Savills Studley Releases Q2 2016 Findings for Houston

01 August 2016

Savills Studley, the leading global commercial real estate services firm specializing in tenant representation, has released its 2016 Q2 Houston edition of the Savills Studley Office Market Report.

The quarterly report is an in-depth compilation of office leasing statistics and trends, major transactions, submarket comparisons, employment trends and investment and development trends specific to the Houston region.

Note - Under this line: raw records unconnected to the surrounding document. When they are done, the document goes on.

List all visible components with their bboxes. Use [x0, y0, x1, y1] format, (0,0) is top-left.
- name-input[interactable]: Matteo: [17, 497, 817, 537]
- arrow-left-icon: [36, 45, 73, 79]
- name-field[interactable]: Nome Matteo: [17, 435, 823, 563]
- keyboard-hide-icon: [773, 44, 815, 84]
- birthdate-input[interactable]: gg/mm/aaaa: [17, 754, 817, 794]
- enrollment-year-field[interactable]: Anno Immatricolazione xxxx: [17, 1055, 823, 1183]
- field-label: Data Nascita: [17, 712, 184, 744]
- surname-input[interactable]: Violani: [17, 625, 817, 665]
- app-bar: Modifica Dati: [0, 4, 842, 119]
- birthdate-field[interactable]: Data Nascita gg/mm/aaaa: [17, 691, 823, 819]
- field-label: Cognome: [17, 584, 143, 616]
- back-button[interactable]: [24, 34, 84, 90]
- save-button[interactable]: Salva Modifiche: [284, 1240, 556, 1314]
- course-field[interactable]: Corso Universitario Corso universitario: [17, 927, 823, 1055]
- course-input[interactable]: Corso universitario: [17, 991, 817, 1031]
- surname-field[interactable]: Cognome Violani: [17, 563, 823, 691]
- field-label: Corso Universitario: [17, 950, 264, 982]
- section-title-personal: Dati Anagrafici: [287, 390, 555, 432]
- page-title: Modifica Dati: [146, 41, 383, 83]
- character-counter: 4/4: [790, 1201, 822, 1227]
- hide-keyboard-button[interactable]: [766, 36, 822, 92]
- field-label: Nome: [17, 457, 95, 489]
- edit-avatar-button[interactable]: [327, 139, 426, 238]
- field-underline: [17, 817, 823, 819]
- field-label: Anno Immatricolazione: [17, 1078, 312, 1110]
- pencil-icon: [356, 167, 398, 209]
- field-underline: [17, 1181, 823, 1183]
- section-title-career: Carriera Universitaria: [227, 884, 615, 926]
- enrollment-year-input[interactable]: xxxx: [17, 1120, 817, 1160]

Highlights from the 2016 Q2 Houston Office Market Report include:

  • After failing to see any significant decline since the dramatic softening of the office market at start of 2015, overall office and Class A asking rent decreased from Q1 to Q2 2016. Katy Freeway and Westchase submarkets saw the largest percentage drops in asking rent, with CBD staying close to flat. 
  • Leasing volume increased in Q2, up 75 percent from Q1 but still 17.6 percent below the long-term trend. Of the ten largest transactions of the quarter, only one was signed by an energy company. 
  • Sublease availability has continued to surge in the Energy Corridor as two 500,000-square-foot plus buildings were listed for sublease in Q2. Energy companies ConocoPhillips, Shell, BP, BHP Billiton and Noble Energy all hold sublease listings totaling over 300,000 square feet a piece. 
  • ExxonMobil’s departure and the energy downturn continues to hurt the Greenspoint submarket, where now nearly two-thirds of Class A stock is available.

The 2016 Q2 Savills Studley Houston Office Market Report can be found on Savills Studley’s webpage, as well as a national report and reports for each of the 29 major U.S. markets.